The analysis explores potential differences in ultra-processed food consumption among Brazilian children aged 2 to 4 in 2022, focusing on clusters B and D of the Revised Multidimensional Index for Sustainable Food Systems (MISFS-R).

This exercise is for educational purposes only.

The data requires additional cleaning and validation to ensure its suitability for real-world applications. This analysis assumes the data is valid and reliable, which may not necessarily hold true.

Furthermore, the assumptions underlying the statistical tests were not explicitly verified. For simplicity, it was presumed that the data satisfies all necessary assumptions. Consequently, the validity of the statistical test results may be compromised.

Question

This analysis seeks to address the following question:

Was there a meaningful difference in ultra-processed food consumption among Brazilian children aged 2 to 4 in 2022 across the clusters B and D of the Revised Multidimensional Index for Sustainable Food Systems (MISFS-R)?

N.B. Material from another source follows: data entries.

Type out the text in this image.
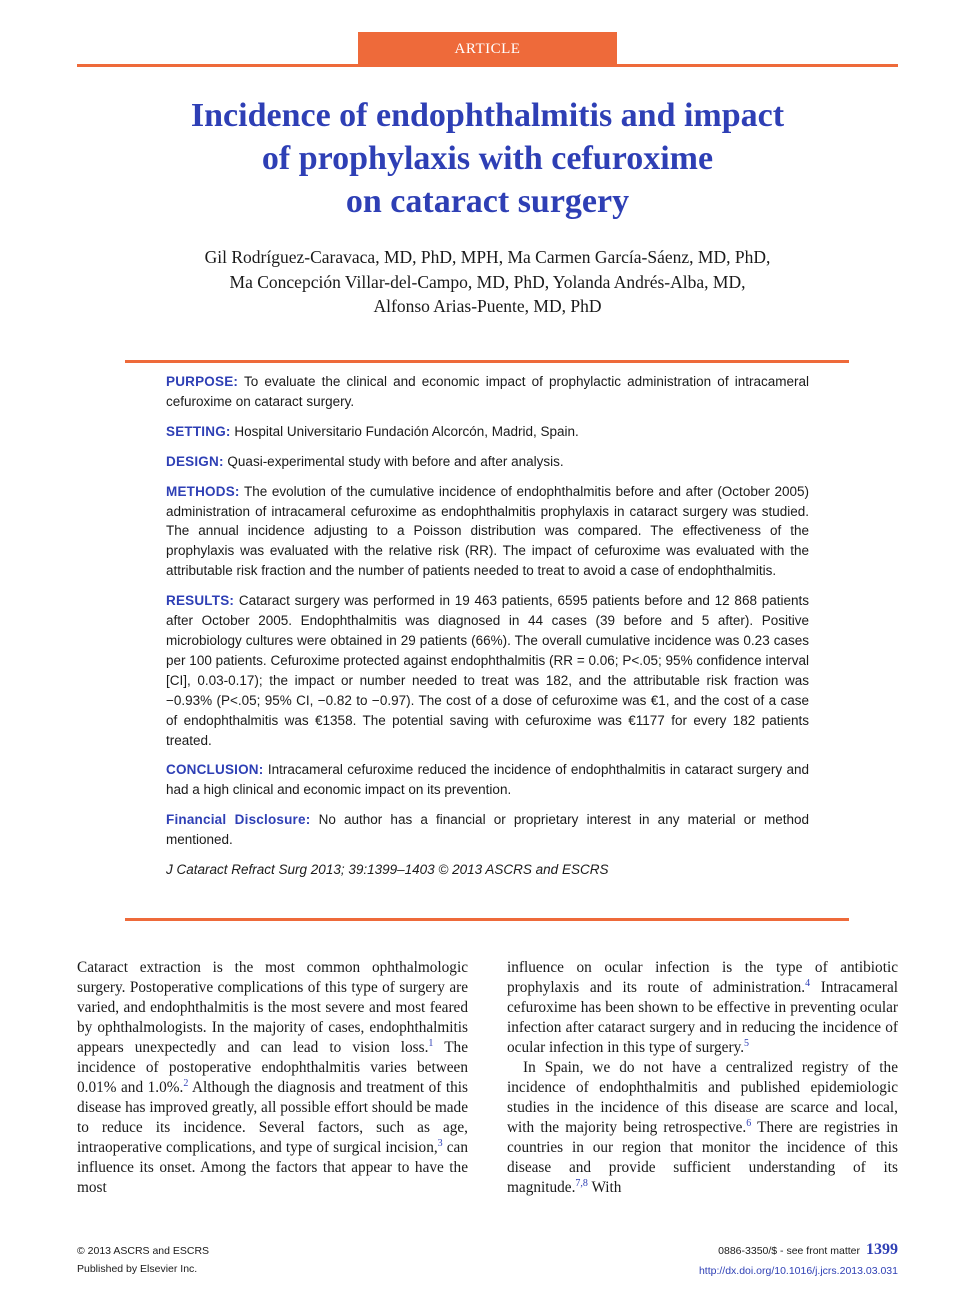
ARTICLE
Incidence of endophthalmitis and impact
of prophylaxis with cefuroxime
on cataract surgery
Gil Rodríguez-Caravaca, MD, PhD, MPH, Ma Carmen García-Sáenz, MD, PhD,
Ma Concepción Villar-del-Campo, MD, PhD, Yolanda Andrés-Alba, MD,
Alfonso Arias-Puente, MD, PhD

PURPOSE: To evaluate the clinical and economic impact of prophylactic administration of intracameral cefuroxime on cataract surgery.

SETTING: Hospital Universitario Fundación Alcorcón, Madrid, Spain.

DESIGN: Quasi-experimental study with before and after analysis.

METHODS: The evolution of the cumulative incidence of endophthalmitis before and after (October 2005) administration of intracameral cefuroxime as endophthalmitis prophylaxis in cataract surgery was studied. The annual incidence adjusting to a Poisson distribution was compared. The effectiveness of the prophylaxis was evaluated with the relative risk (RR). The impact of cefuroxime was evaluated with the attributable risk fraction and the number of patients needed to treat to avoid a case of endophthalmitis.

RESULTS: Cataract surgery was performed in 19 463 patients, 6595 patients before and 12 868 patients after October 2005. Endophthalmitis was diagnosed in 44 cases (39 before and 5 after). Positive microbiology cultures were obtained in 29 patients (66%). The overall cumulative incidence was 0.23 cases per 100 patients. Cefuroxime protected against endophthalmitis (RR = 0.06; P<.05; 95% confidence interval [CI], 0.03-0.17); the impact or number needed to treat was 182, and the attributable risk fraction was −0.93% (P<.05; 95% CI, −0.82 to −0.97). The cost of a dose of cefuroxime was €1, and the cost of a case of endophthalmitis was €1358. The potential saving with cefuroxime was €1177 for every 182 patients treated.

CONCLUSION: Intracameral cefuroxime reduced the incidence of endophthalmitis in cataract surgery and had a high clinical and economic impact on its prevention.

Financial Disclosure: No author has a financial or proprietary interest in any material or method mentioned.

J Cataract Refract Surg 2013; 39:1399–1403 © 2013 ASCRS and ESCRS

Cataract extraction is the most common ophthalmologic surgery. Postoperative complications of this type of surgery are varied, and endophthalmitis is the most severe and most feared by ophthalmologists. In the majority of cases, endophthalmitis appears unexpectedly and can lead to vision loss.$^1$ The incidence of postoperative endophthalmitis varies between 0.01% and 1.0%.$^2$ Although the diagnosis and treatment of this disease has improved greatly, all possible effort should be made to reduce its incidence. Several factors, such as age, intraoperative complications, and type of surgical incision,$^3$ can influence its onset. Among the factors that appear to have the most

influence on ocular infection is the type of antibiotic prophylaxis and its route of administration.$^4$ Intracameral cefuroxime has been shown to be effective in preventing ocular infection after cataract surgery and in reducing the incidence of ocular infection in this type of surgery.$^5$

In Spain, we do not have a centralized registry of the incidence of endophthalmitis and published epidemiologic studies in the incidence of this disease are scarce and local, with the majority being retrospective.$^6$ There are registries in countries in our region that monitor the incidence of this disease and provide sufficient understanding of its magnitude.$^{7,8}$ With

© 2013 ASCRS and ESCRS
Published by Elsevier Inc.
0886-3350/$ - see front matter 1399
http://dx.doi.org/10.1016/j.jcrs.2013.03.031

MISFS is a multidimensional index designed to assess the sustainability of food systems at a subnational level in Brazil, incorporating local behaviors and practices. The MISFS-R is a revised version that introduces new indicators and a refined methodology (Figure 1). For more details, see Carvalho et al. (2021) and Norde et al. (2023).

Figure 1: Dendrogram for cluster analysis between Brazilian states considering all the Revised Multidimensional Index for Sustainable Food Systems (MISFS-R) indicators and geographical location of each cluster.

Source: Reproduced from Norde et al. (2023).

Methods

Approach and Procedure Method

This study employed the hypothetical-deductive method, also known as the method of conjecture and refutation (Popper, 1972/1979, p. 164), as its problem-solving approach. Procedurally, it applied an enhanced version of Null Hypothesis Significance Testing (NHST), grounded on the original ideas of Neyman-Pearson framework for data testing (Neyman & Pearson, 1928a, 1928b; Perezgonzalez, 2015).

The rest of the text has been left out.